Peter Elyakim Taussig

Peter Elyakim Taussig (born 1944) is a Czechoslovak-Israeli-Canadian-American composer, author, video artist, pianist, comedian, and developer of music technology tools.

Concert pianist and recording artist

Peter Elyakim Taussig was born in Nazi-occupied Czechoslovakia, and grew up in Israel, where he studied with Czech pianist, Edith Kraus - a student of Artur Schnabel. After serving in the Israeli army during the Six-Day War, Taussig moved to Canada in 1968 and earned his Masters degree at the University of Toronto, studying with Anton Kuerti.

In 1973, Taussig began a long relationship with the Canadian Broadcasting Corporation, where among other things he became a friend and occasional collaborator with pianist Glenn Gould. Over the next decade, Taussig recorded over 200 chamber music broadcasts for the CBC - including the complete piano chamber music works of Beethoven, Schubert, Mendelssohn, Schumann, and Brahms. He gave frequent concerts, both as a soloist - with such conductors as Sir Andrew Davis, John Eliot Gardiner, the late Erich Kunzel and Arthur Fiedler, and with his innovative music ensemble, Camerata-Canada.

In 1979, Taussig founded the Stratford Summer Music Festival in Ontario and became its first artistic director.

Video and performance artist

Starting in 1982, Taussig established a second career as a video and performance artist. He was member of the artist cooperatives Ed Video in Guelph and Charles Street Video in Toronto. His video opera “Catatonics” was featured at the video section of the Montreal International Film Festival and the Images Festival of Toronto in 1991. His performance piece “My Memorial Service” at the Toronto Music Gallery in 1990 caused a stir as a rumor spread that he died. His best known performance work was the satirical piano recital “Taussig and Enemies”, with which he toured small town Canada for several years in the 1980s (excerpts on Video on YouTube).

Music technology and education

Influenced by the late Glenn Gould’s fascination with technology, Taussig became involved in the emerging computer music technology in the 1980s, composing electronic scores for his videos. This interest eventually lead to an appointment in 1996 to the Royal Conservatory of Music in Toronto where he was charged with developing a new, computer based, piano lesson, a long-term project which eventually became PianoKids in the United States, a comprehensive teaching method for young children to acquire the rudiments of music literacy and composition with computers.

After moving to the United States, Taussig developed a second technology tool at the Yamaha Corporation, Musical Sculpting.
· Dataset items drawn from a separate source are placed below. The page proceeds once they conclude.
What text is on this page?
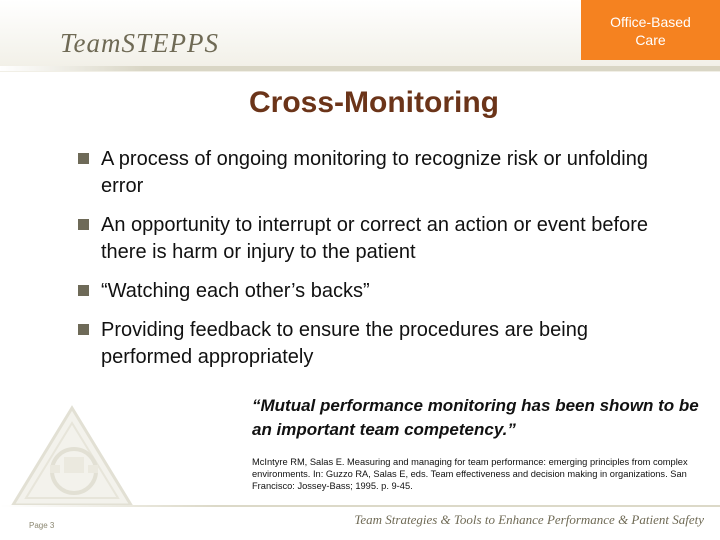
TeamSTEPPS
Office-Based
Care
Cross-Monitoring
A process of ongoing monitoring to recognize risk or unfolding error
An opportunity to interrupt or correct an action or event before there is harm or injury to the patient
“Watching each other’s backs”
Providing feedback to ensure the procedures are being performed appropriately
“Mutual performance monitoring has been shown to be an important team competency.”
McIntyre RM, Salas E. Measuring and managing for team performance: emerging principles from complex environments. In: Guzzo RA, Salas E, eds. Team effectiveness and decision making in organizations. San Francisco: Jossey-Bass; 1995. p. 9-45.
Page 3	Team Strategies & Tools to Enhance Performance & Patient Safety
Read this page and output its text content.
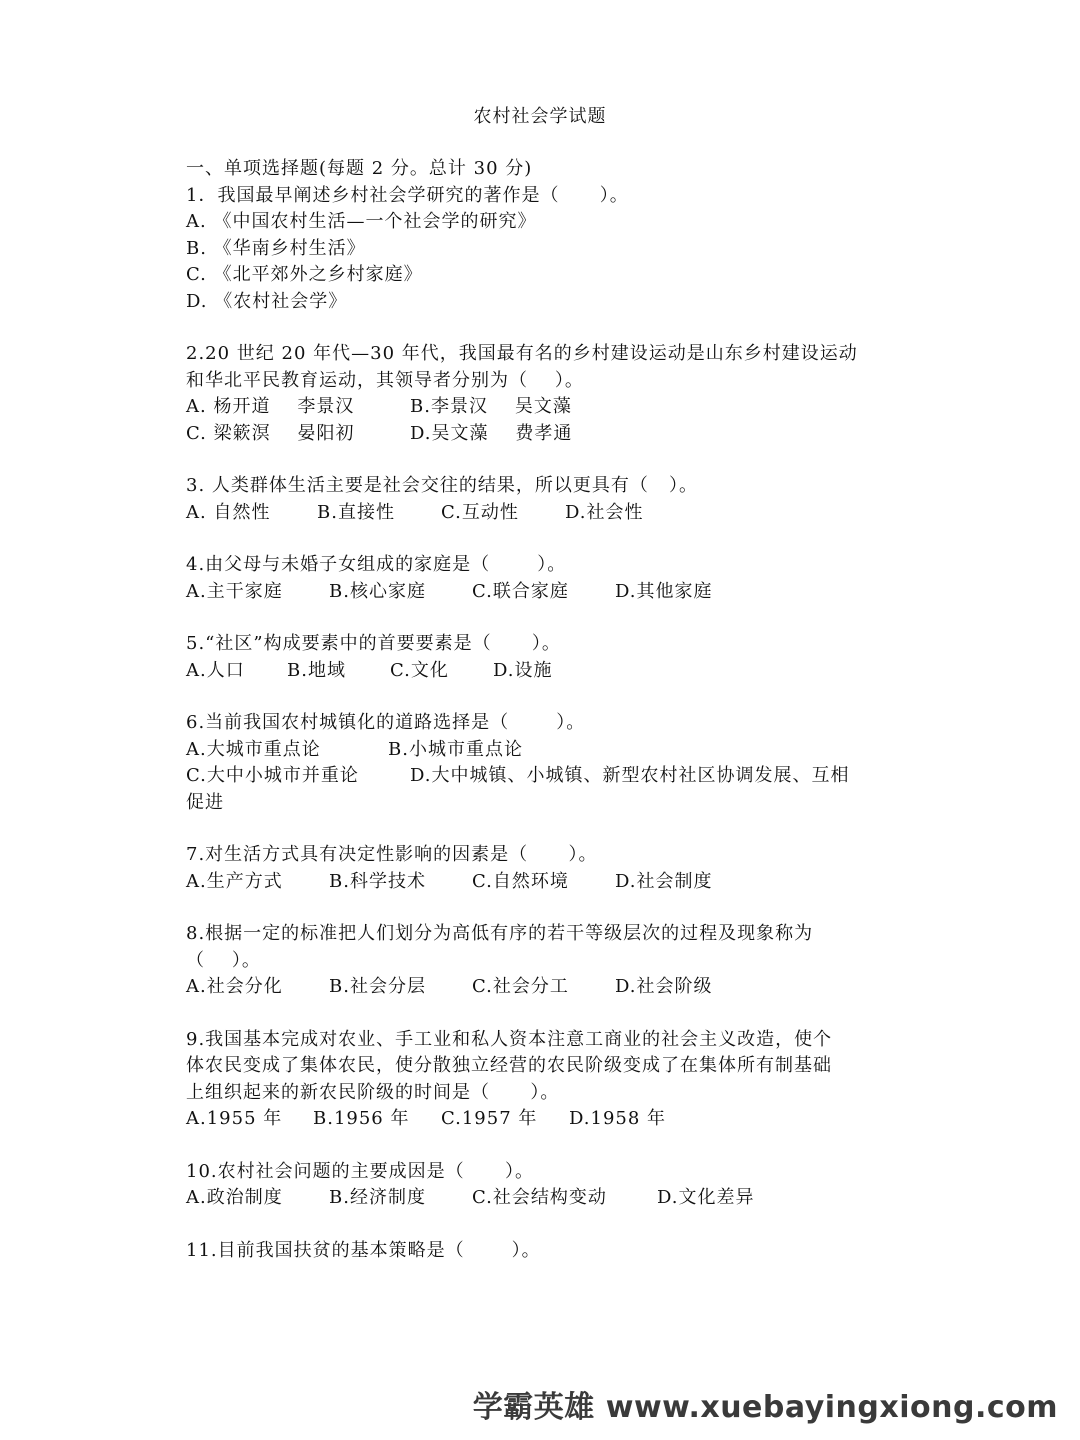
农村社会学试题
一、单项选择题(每题 2 分。总计 30 分)
1．我国最早阐述乡村社会学研究的著作是（      ）。
A. 《中国农村生活—一个社会学的研究》
B. 《华南乡村生活》
C. 《北平郊外之乡村家庭》
D. 《农村社会学》
2.20 世纪 20 年代—30 年代，我国最有名的乡村建设运动是山东乡村建设运动
和华北平民教育运动，其领导者分别为（    ）。
A. 杨开道    李景汉	B.李景汉    吴文藻
C. 梁簌溟    晏阳初	D.吴文藻    费孝通
3. 人类群体生活主要是社会交往的结果，所以更具有（   ）。
A. 自然性	B.直接性	C.互动性	D.社会性
4.由父母与未婚子女组成的家庭是（       ）。
A.主干家庭	B.核心家庭	C.联合家庭	D.其他家庭
5.“社区”构成要素中的首要要素是（      ）。
A.人口	B.地域	C.文化	D.设施
6.当前我国农村城镇化的道路选择是（       ）。
A.大城市重点论	B.小城市重点论
C.大中小城市并重论	D.大中城镇、小城镇、新型农村社区协调发展、互相
促进
7.对生活方式具有决定性影响的因素是（      ）。
A.生产方式	B.科学技术	C.自然环境	D.社会制度
8.根据一定的标准把人们划分为高低有序的若干等级层次的过程及现象称为
（    ）。
A.社会分化	B.社会分层	C.社会分工	D.社会阶级
9.我国基本完成对农业、手工业和私人资本注意工商业的社会主义改造，使个
体农民变成了集体农民，使分散独立经营的农民阶级变成了在集体所有制基础
上组织起来的新农民阶级的时间是（      ）。
A.1955 年	B.1956 年	C.1957 年	D.1958 年
10.农村社会问题的主要成因是（      ）。
A.政治制度	B.经济制度	C.社会结构变动	D.文化差异
11.目前我国扶贫的基本策略是（       ）。
学霸英雄 www.xuebayingxiong.com
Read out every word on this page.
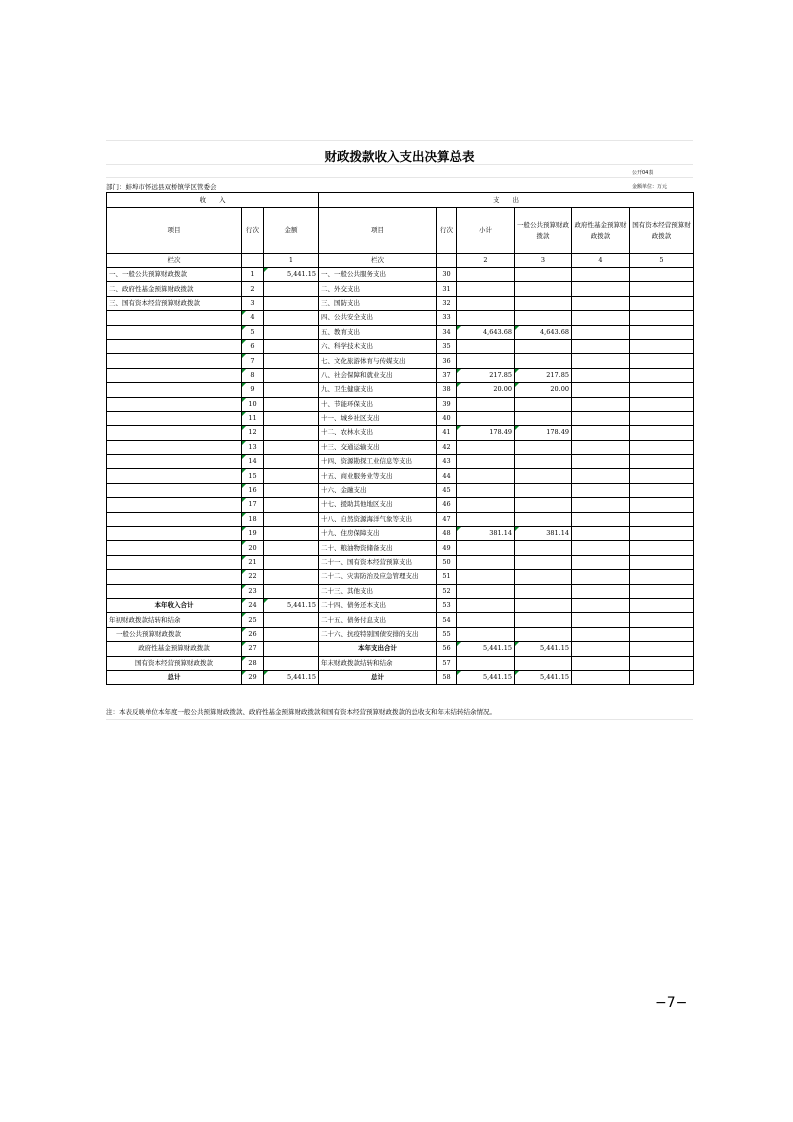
财政拨款收入支出决算总表
公开04表
部门：蚌埠市怀远县双桥镇学区管委会	金额单位：万元
收　　入			支　　出					
项目	行次	金额	项目	行次	小计	一般公共预算财政拨款	政府性基金预算财政拨款	国有资本经营预算财政拨款
栏次		1	栏次		2	3	4	5
一、一般公共预算财政拨款	1	5,441.15	一、一般公共服务支出	30				
二、政府性基金预算财政拨款	2		二、外交支出	31				
三、国有资本经营预算财政拨款	3		三、国防支出	32				
	4		四、公共安全支出	33				
	5		五、教育支出	34	4,643.68	4,643.68		
	6		六、科学技术支出	35				
	7		七、文化旅游体育与传媒支出	36				
	8		八、社会保障和就业支出	37	217.85	217.85		
	9		九、卫生健康支出	38	20.00	20.00		
	10		十、节能环保支出	39				
	11		十一、城乡社区支出	40				
	12		十二、农林水支出	41	178.49	178.49		
	13		十三、交通运输支出	42				
	14		十四、资源勘探工业信息等支出	43				
	15		十五、商业服务业等支出	44				
	16		十六、金融支出	45				
	17		十七、援助其他地区支出	46				
	18		十八、自然资源海洋气象等支出	47				
	19		十九、住房保障支出	48	381.14	381.14		
	20		二十、粮油物资储备支出	49				
	21		二十一、国有资本经营预算支出	50				
	22		二十二、灾害防治及应急管理支出	51				
	23		二十三、其他支出	52				
本年收入合计	24	5,441.15	二十四、债务还本支出	53				
年初财政拨款结转和结余	25		二十五、债务付息支出	54				
一般公共预算财政拨款	26		二十六、抗疫特别国债安排的支出	55				
政府性基金预算财政拨款	27		本年支出合计	56	5,441.15	5,441.15		
国有资本经营预算财政拨款	28		年末财政拨款结转和结余	57				
总计	29	5,441.15	总计	58	5,441.15	5,441.15		
注：本表反映单位本年度一般公共预算财政拨款、政府性基金预算财政拨款和国有资本经营预算财政拨款的总收支和年末结转结余情况。
−7−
Using the company’s Disklavier-PRO computer-driven concert grand, the application allowed handicapped pianists to record with minimal use of their fingers. To demonstrate the potential inherent in this novel recording technique Taussig released two albums created entirely without the use of fingers, Bach's The Art of Fugue, (2001) and The Well-Tempered Clavier, book 1 (2002).
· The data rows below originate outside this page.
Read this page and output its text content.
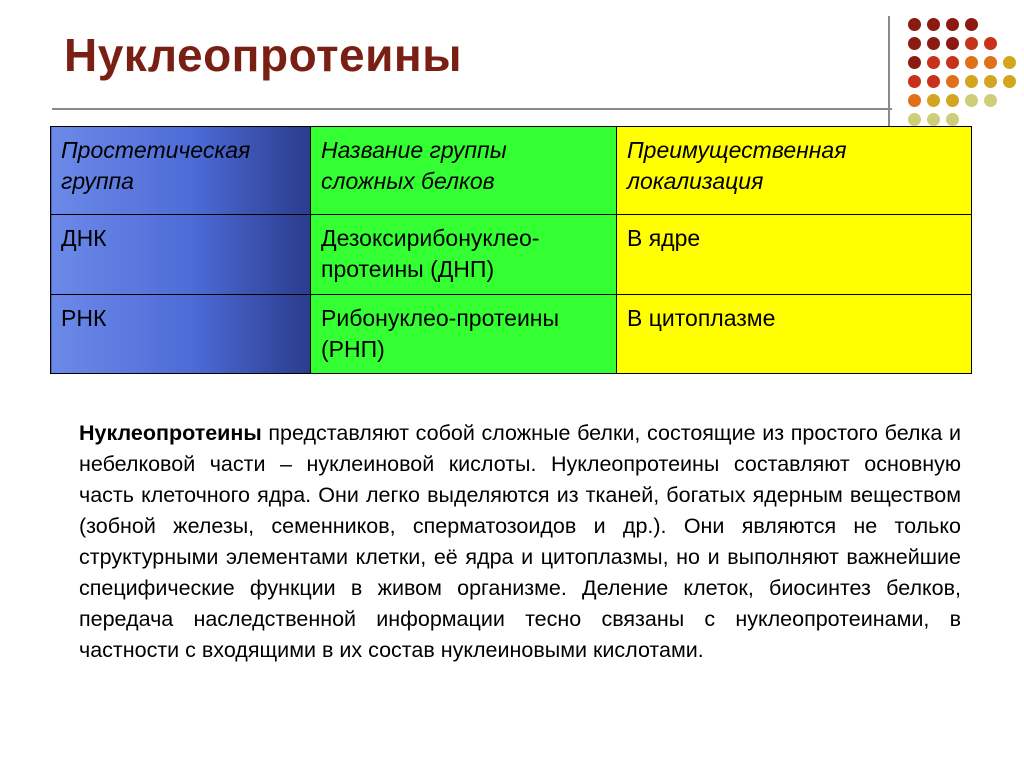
Нуклеопротеины
Простетическая группа	Название группы сложных белков	Преимущественная локализация
ДНК	Дезоксирибонуклео-протеины (ДНП)	В ядре
РНК	Рибонуклео-протеины (РНП)	В цитоплазме

Нуклеопротеины представляют собой сложные белки, состоящие из простого белка и небелковой части – нуклеиновой кислоты. Нуклеопротеины составляют основную часть клеточного ядра. Они легко выделяются из тканей, богатых ядерным веществом (зобной железы, семенников, сперматозоидов и др.). Они являются не только структурными элементами клетки, её ядра и цитоплазмы, но и выполняют важнейшие специфические функции в живом организме. Деление клеток, биосинтез белков, передача наследственной информации тесно связаны с нуклеопротеинами, в частности с входящими в их состав нуклеиновыми кислотами.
In 2007 PianoKids introduced an expansion to its musical training that incorporated mathematics as part of each piano class. Math & Music was developed in collaboration with Dr. E. Paul Goldenberg of the Education Development Center (EDC) of Waltham, Massachusetts, and launched as a pilot program at an elementary school in Ohio.

Composer and author

Since 2009 Taussig has devoted himself exclusively to composition and writing. The list of compositions includes an opera (Fibonacci), a requiem Let There Be War, an oratorio (Eve of Life), three symphonies, and concertos for Bagpipe and Orchestra, steel pan, and Peruvian panpipes. His ballet “Three Dubious Memories” was choreographed by Paul Taylor in 2011 and toured extensively by the Paul Taylor Dance Company. His current CD projects include “101 Sound-bite Symphonies - a celebration of short attention span”, and the electronic CD "Musica Sacra Nuova - Thirteen Urban Rituals" (2014).

His first book, “The Atheist’s Guide to Miracles” was published in summer 2012, followed in 2013 by a collection of poems, "Rhymes Lost to Reason", and a memoir, "Lost in the Dunes: Israel 1949-1968". A second collection of poems and short stories, "Dancing on the Head of a Pin" appeared in 2014.